Namibia has deployed soldiers to combat the threat posed by poachers to elephants and the world’s largest population of black rhino in national parks that stretch along the country’s borders with Angola and Botswana.
Poachers have killed 10 elephants and 10 black rhinos this year in parks in Kavango, Zambezi and Kunene, Environment and Tourism Minister Uahekua Herunga said in a telephone interview from the capital Windhoek today. The southern African nation has as many as 25,000 elephants, said Herunga, who declined to disclose rhino numbers for security reasons.
“We have created a permanent unit made up of the army and all security services solely dedicated to anti-poaching,” Herunga said. “The unit will be in place forever, or until poaching has been drastically reduced.”

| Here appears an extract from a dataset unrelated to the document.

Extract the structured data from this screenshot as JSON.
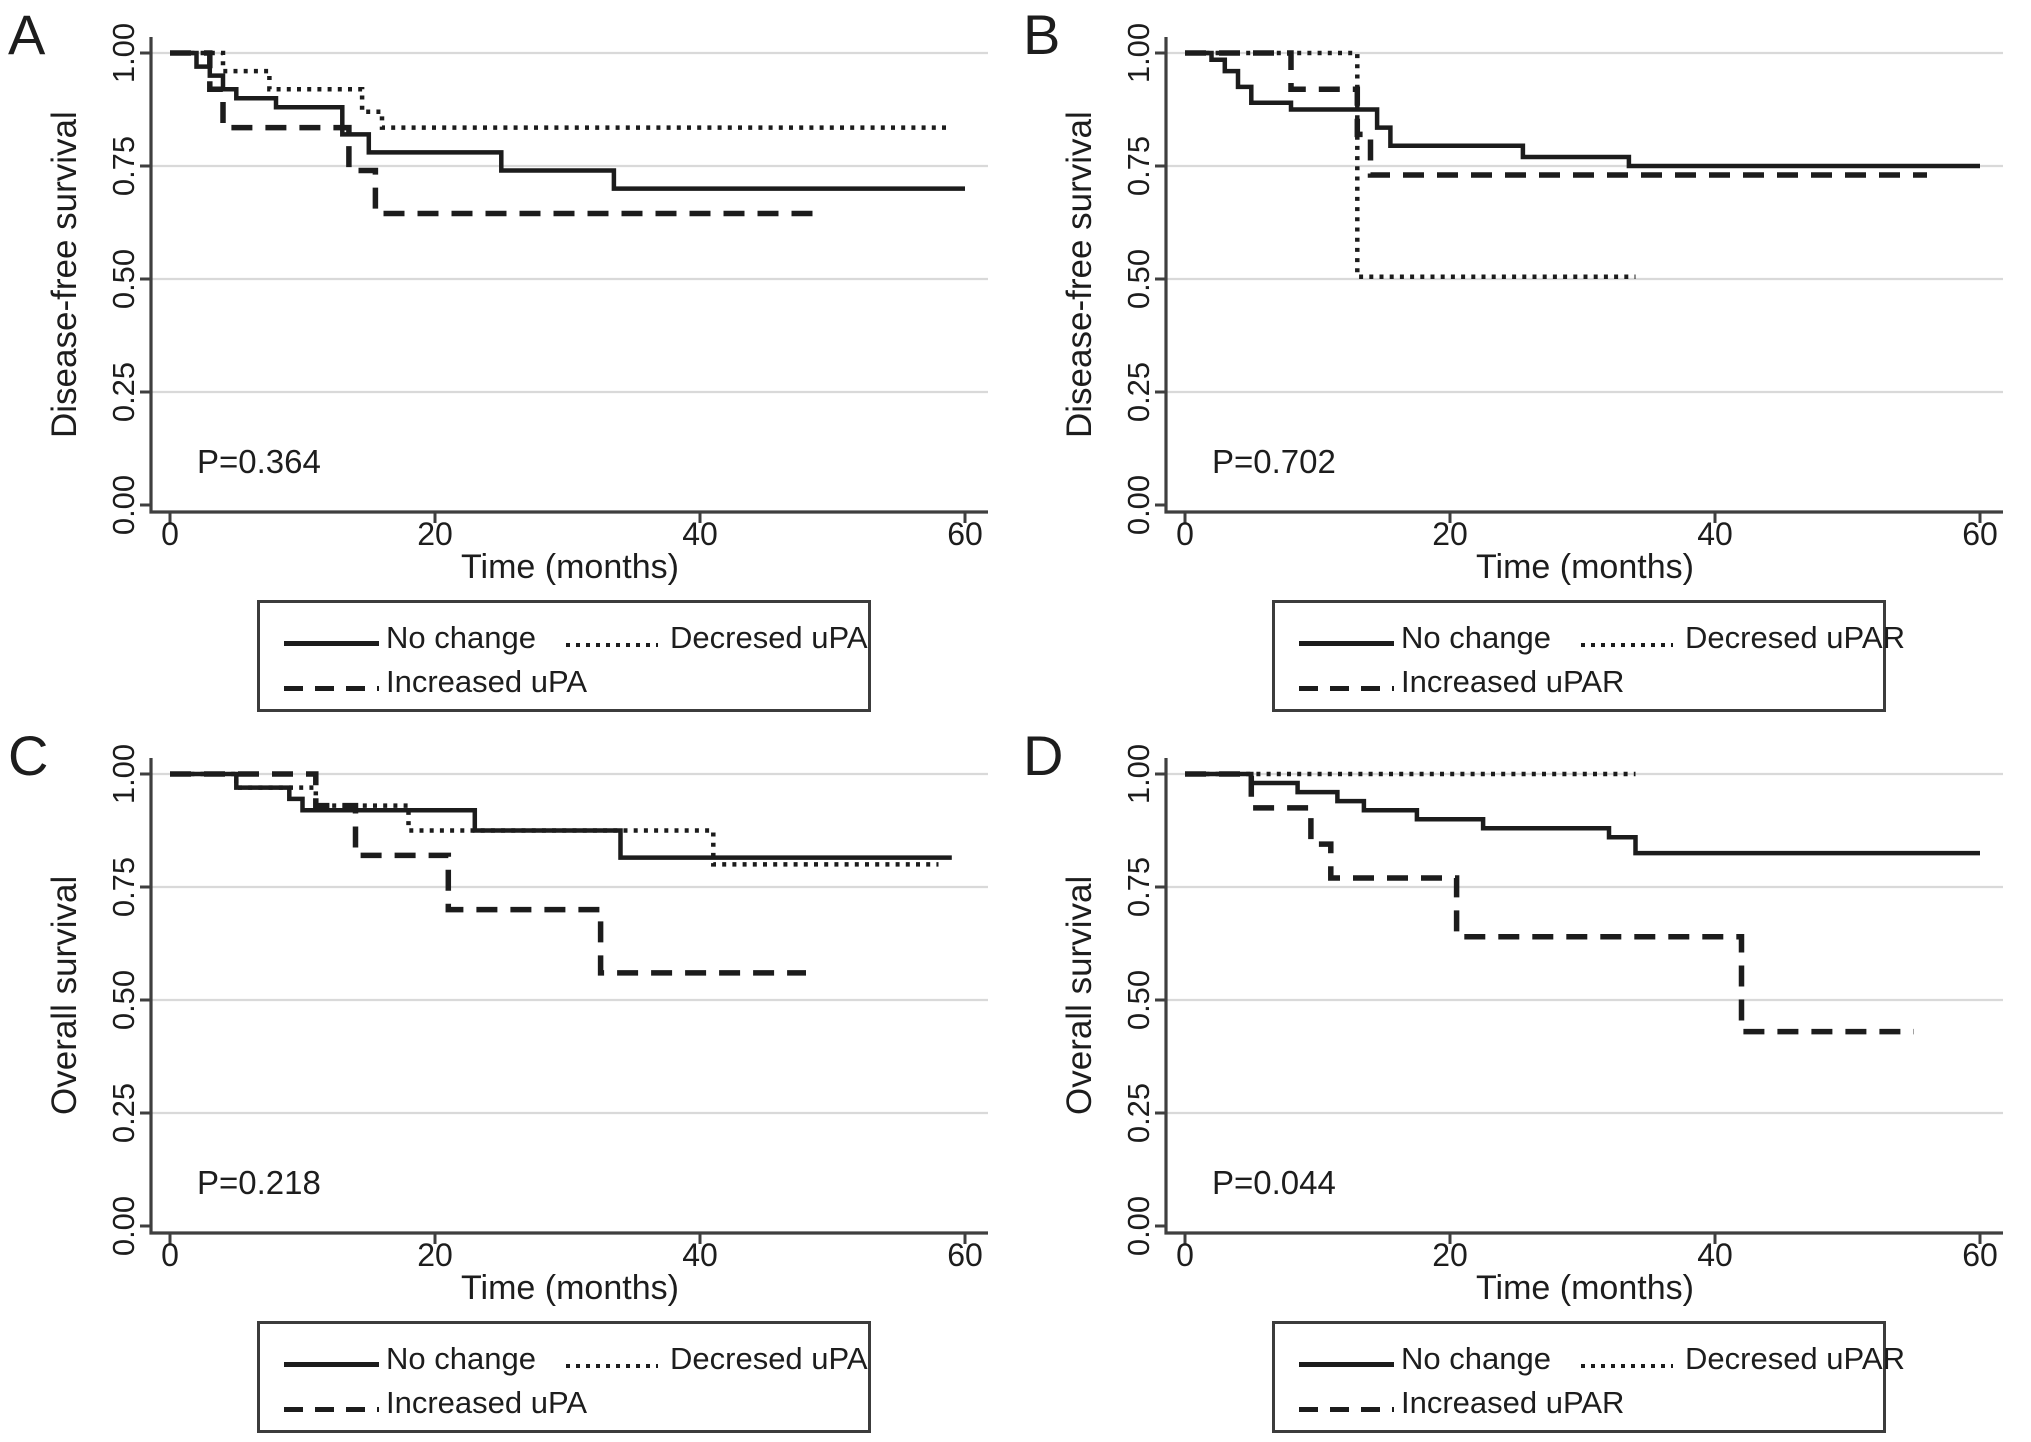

The unit will patrol Namibia’s porous northern and eastern borders, said Herunga, who wants closer cooperation with Angola and Botswana to tackle global poaching syndicates that have infiltrated the region. About 8 percent of the continent’s estimated 470,000 elephants are poached every year, according to African Wildlife Foundation. Elephant ivory can be sold for as much as $1,000 a kilogram in Hong Kong.
Between 1970 and 1992, about 96 percent of black rhino in Africa was lost to poachers with a global population of 4,800 remaining, according to the WWF. Black rhinos are native to Africa as are bigger white rhinos.

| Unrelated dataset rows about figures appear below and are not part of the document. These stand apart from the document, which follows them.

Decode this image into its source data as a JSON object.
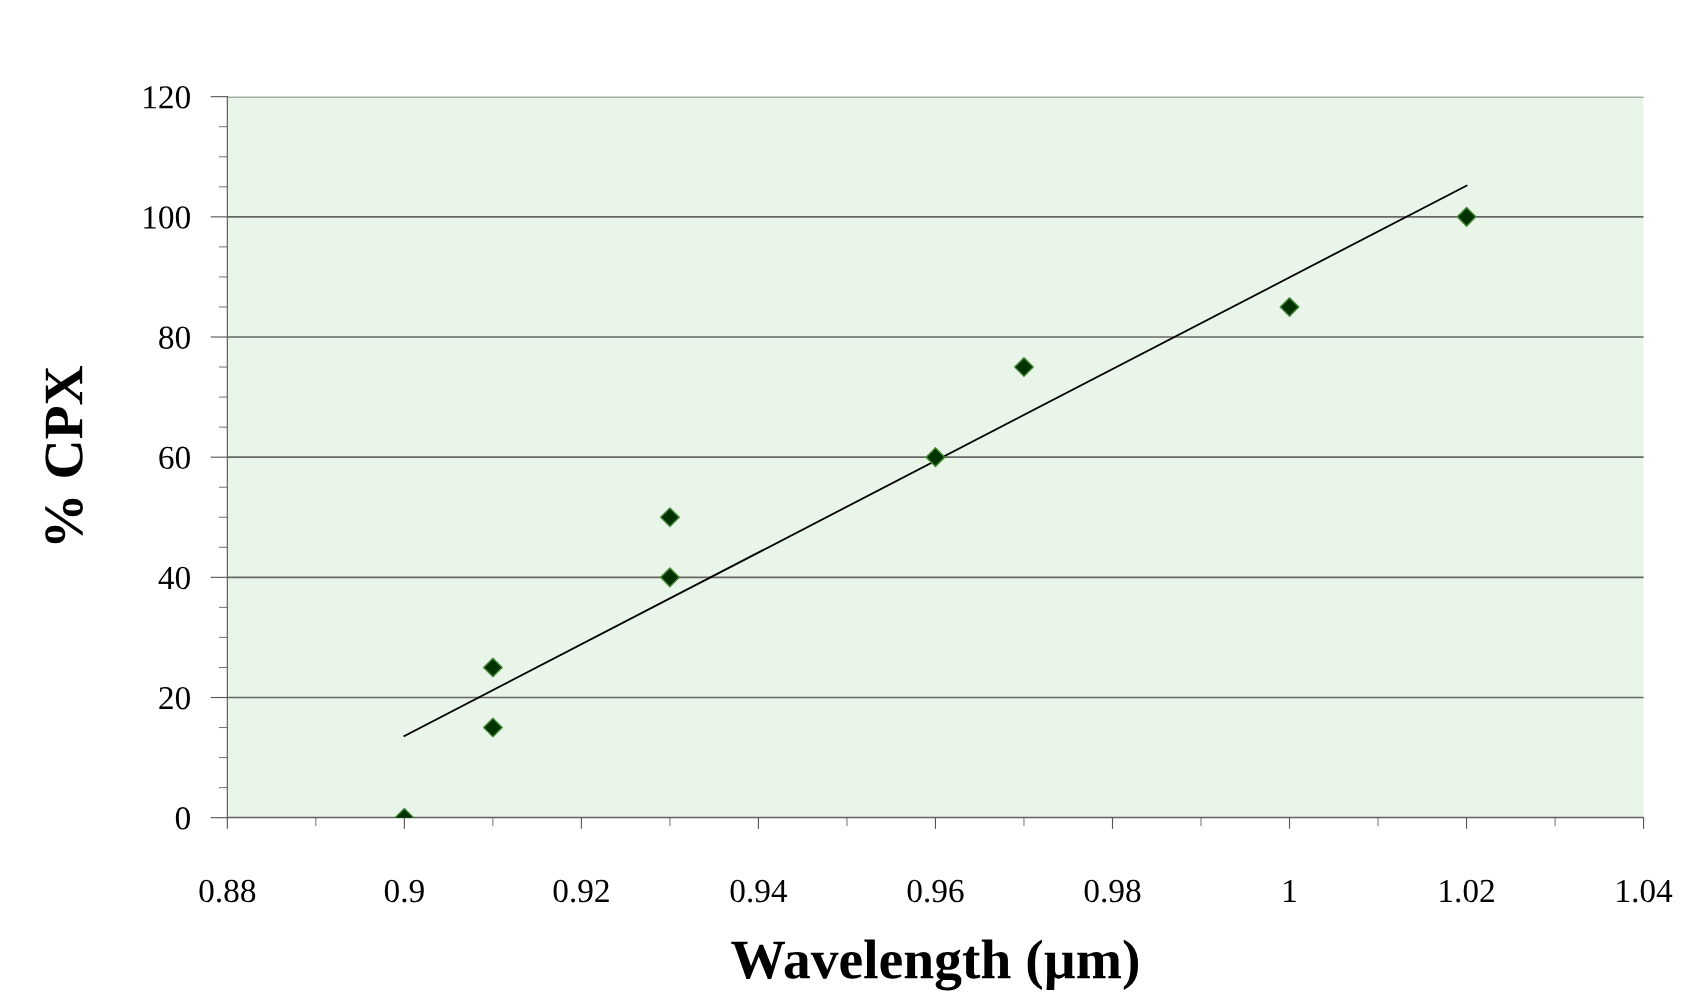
{
  "chart_data": {
    "type": "scatter",
    "xlabel": "Wavelength (µm)",
    "ylabel": "% CPX",
    "series": [
      {
        "color": "#003300",
        "marker": "diamond",
        "x": [
          0.9,
          0.91,
          0.91,
          0.93,
          0.93,
          0.96,
          0.97,
          1.0,
          1.02
        ],
        "values": [
          0,
          25,
          15,
          50,
          40,
          60,
          75,
          85,
          100
        ]
      },
      {
        "type": "line",
        "color": "#000000",
        "marker": "none",
        "x": [
          0.9,
          1.02
        ],
        "values": [
          13.6,
          105.2
        ]
      }
    ],
    "xlim": [
      0.88,
      1.04
    ],
    "xticks": [
      0.88,
      0.9,
      0.92,
      0.94,
      0.96,
      0.98,
      1,
      1.02,
      1.04
    ],
    "ylim": [
      0,
      120
    ],
    "yticks": [
      0,
      20,
      40,
      60,
      80,
      100,
      120
    ],
    "grid": "y",
    "legend": false
  }
}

Namibia has a population of 1,750 black rhinos and 469 white rhinos, according to Savetherhino.org.
The syndicates “entice locals familiar with the territory to track down elephants and rhino in remote areas,” Herunga said. “We know that there is an increase in demand in Asia and the price is very high.”

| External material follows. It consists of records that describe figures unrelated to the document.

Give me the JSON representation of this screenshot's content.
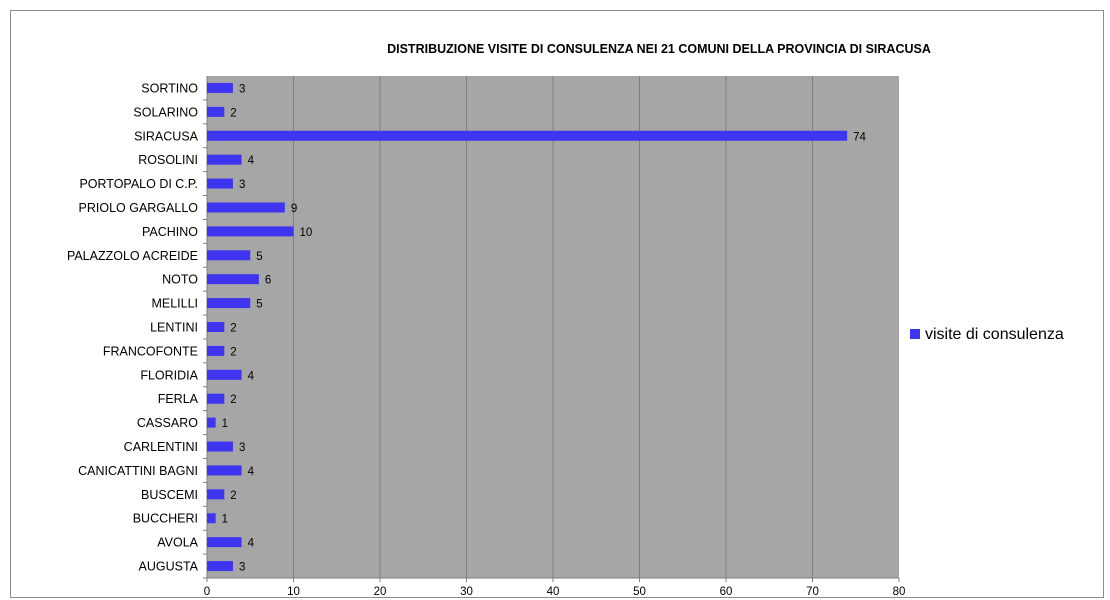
{
  "chart_data": {
    "type": "bar",
    "orientation": "horizontal",
    "title": "DISTRIBUZIONE VISITE  DI CONSULENZA NEI 21 COMUNI DELLA PROVINCIA DI SIRACUSA",
    "categories": [
      "AUGUSTA",
      "AVOLA",
      "BUCCHERI",
      "BUSCEMI",
      "CANICATTINI BAGNI",
      "CARLENTINI",
      "CASSARO",
      "FERLA",
      "FLORIDIA",
      "FRANCOFONTE",
      "LENTINI",
      "MELILLI",
      "NOTO",
      "PALAZZOLO ACREIDE",
      "PACHINO",
      "PRIOLO GARGALLO",
      "PORTOPALO DI C.P.",
      "ROSOLINI",
      "SIRACUSA",
      "SOLARINO",
      "SORTINO"
    ],
    "series": [
      {
        "name": "visite di consulenza",
        "values": [
          3,
          4,
          1,
          2,
          4,
          3,
          1,
          2,
          4,
          2,
          2,
          5,
          6,
          5,
          10,
          9,
          3,
          4,
          74,
          2,
          3
        ]
      }
    ],
    "xlim": [
      0,
      80
    ],
    "xticks": [
      0,
      10,
      20,
      30,
      40,
      50,
      60,
      70,
      80
    ],
    "grid": true,
    "legend_position": "right",
    "colors": {
      "bar": "#3f35f0",
      "plot_background": "#a6a6a6",
      "gridline": "#7f7f7f"
    }
  }
}
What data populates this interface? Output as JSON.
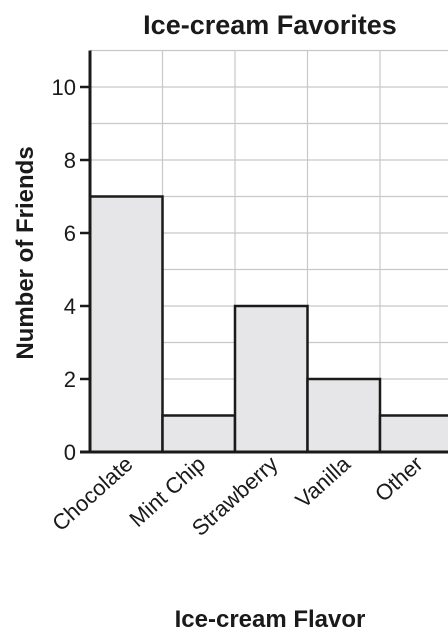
{
  "chart_data": {
    "type": "bar",
    "title": "Ice-cream Favorites",
    "xlabel": "Ice-cream Flavor",
    "ylabel": "Number of Friends",
    "categories": [
      "Chocolate",
      "Mint Chip",
      "Strawberry",
      "Vanilla",
      "Other"
    ],
    "values": [
      7,
      1,
      4,
      2,
      1
    ],
    "ylim": [
      0,
      11
    ],
    "yticks": [
      0,
      2,
      4,
      6,
      8,
      10
    ],
    "grid": true,
    "bar_color": "#e6e6e8",
    "bar_edge_color": "#1a1a1a",
    "grid_color": "#c8c8c8"
  }
}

Neighboring South Africa reported the first case of elephant poaching in the Kruger National Park in more than 10 years in May. About 300 white rhinos were poached in South Africa this year compared with a record 1,004 for all of 2013. Most of the animals were killed in the eastern Kruger National Park, where poachers slip across the 350-kilometer (217-mile) border with Mozambique.
Rhino horns are smuggled to east Asia where they can fetch as much as $95,000 per kilogram and are believed to cure cancer and improve a person’s libido.